RE: "cross-site"

You mean "must" NOT share data with others, correct? Agree...although
perhaps dealt with via definition of a first party as someone who does not
passively share data with third parties.

-----Original Message-----
From: John Simpson [mailto:john@consumerwatchdog.org] 
Sent: Wednesday, November 16, 2011 10:46 PM
To: Jules Polonetsky
Cc: Nicholas Doty; Roy T. Fielding; Mark Nottingham; Karl Dubost;
<public-tracking@w3.org>
Subject: Re: "cross-site"

I think there are some "must" requirements on first party sites.
specifically they must share data with others ...

----------------
John M. Simpson
Consumer Advocate
Consumer Watchdog
Tel: 310-392-7041
 

On Nov 16, 2011, at 7:24 PM, "Jules Polonetsky"
<julespol@futureofprivacy.org> wrote:

> I thought there was consensus that requirements on first parties were
"may"
> and third parties were "must" or "shall".
> 
> -----Original Message-----
> From: Nicholas Doty [mailto:npdoty@w3.org]
> Sent: Wednesday, November 16, 2011 10:20 PM
> To: Roy T. Fielding
> Cc: John Simpson; Mark Nottingham; Karl Dubost; public-tracking@w3.org 
> WG
> (public-tracking@w3.org)
> Subject: Re: "cross-site"
> 
> On Nov 16, 2011, at 12:43 AM, Roy T. Fielding wrote:
> 
>> On Nov 15, 2011, at 2:59 PM, John Simpson wrote:
>> 
>>> Perhaps I am missing something, but I don't understand why we need 
>>> the
> reference to "cross-site" nor to "across sites."  As a user I want to 
> send a clear and unambiguous signal that I do not wish to be tracked.  
> I may be persuaded that first party sites and third party sites have 
> different obligations when my message is received, but I definitely 
> want both first and third party sites to get my message.
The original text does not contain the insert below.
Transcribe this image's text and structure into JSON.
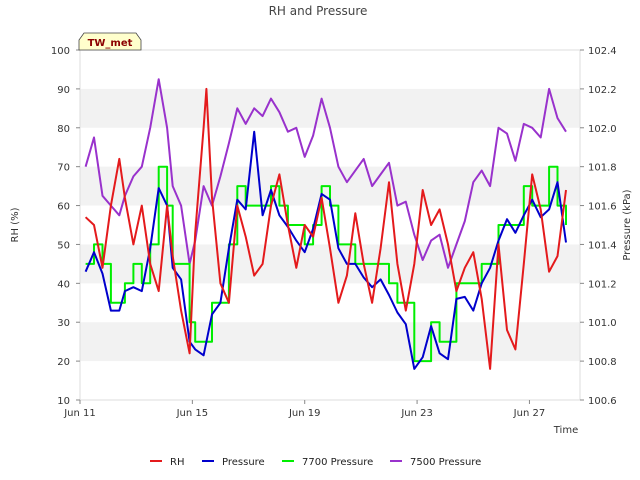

Thus, I 
> believe the specification should simply read:
>>> 
>>> "This specification defines the technical mechanisms for expressing 
>>> a
> tracking preference via the DNT request header field in HTTP."
>> 
>> No, we've already had this conversation.
>> 
>> We chose to make exceptions for analytics and first-party-exclusive
> tracking from the preference expression because they are not a privacy 
> concern, they do match user expectations, and are necessary for DNT 
> adoption.
> 
> As John points out, while we do seem to agree that first and third 
> parties may have different requirements, I'm not aware of a consensus 
> decision that first parties are entirely excepted from the standards. 
> In fact, the compliance document currently contains a "First Party 
> Compliance" section,
> ISSUE-17 remains open and first parties could provide meaningful 
> responses with the proposed response header.
> 
> I also don't remember us choosing to grant an exception for analytics, 
> besides highlighting that for later discussion. ISSUEs 23 and 24 
> haven't been opened yet, though the work on 73 suggests a direction 
> for one type of analytics.
> 
>> The combination of those two choices requires that we place an 
>> adjective
> before tracking in order to properly define the meaning of the header
field.
> "cross-site" is good enough for me.  We can replace it if somebody 
> comes up with a better shorthand term.
> 
> I'd be happy with John's suggested text, or with whatever language we 
> land on in the compliance document (there are open issues there about 
> "behavioral" as a potential modifier for this purpose).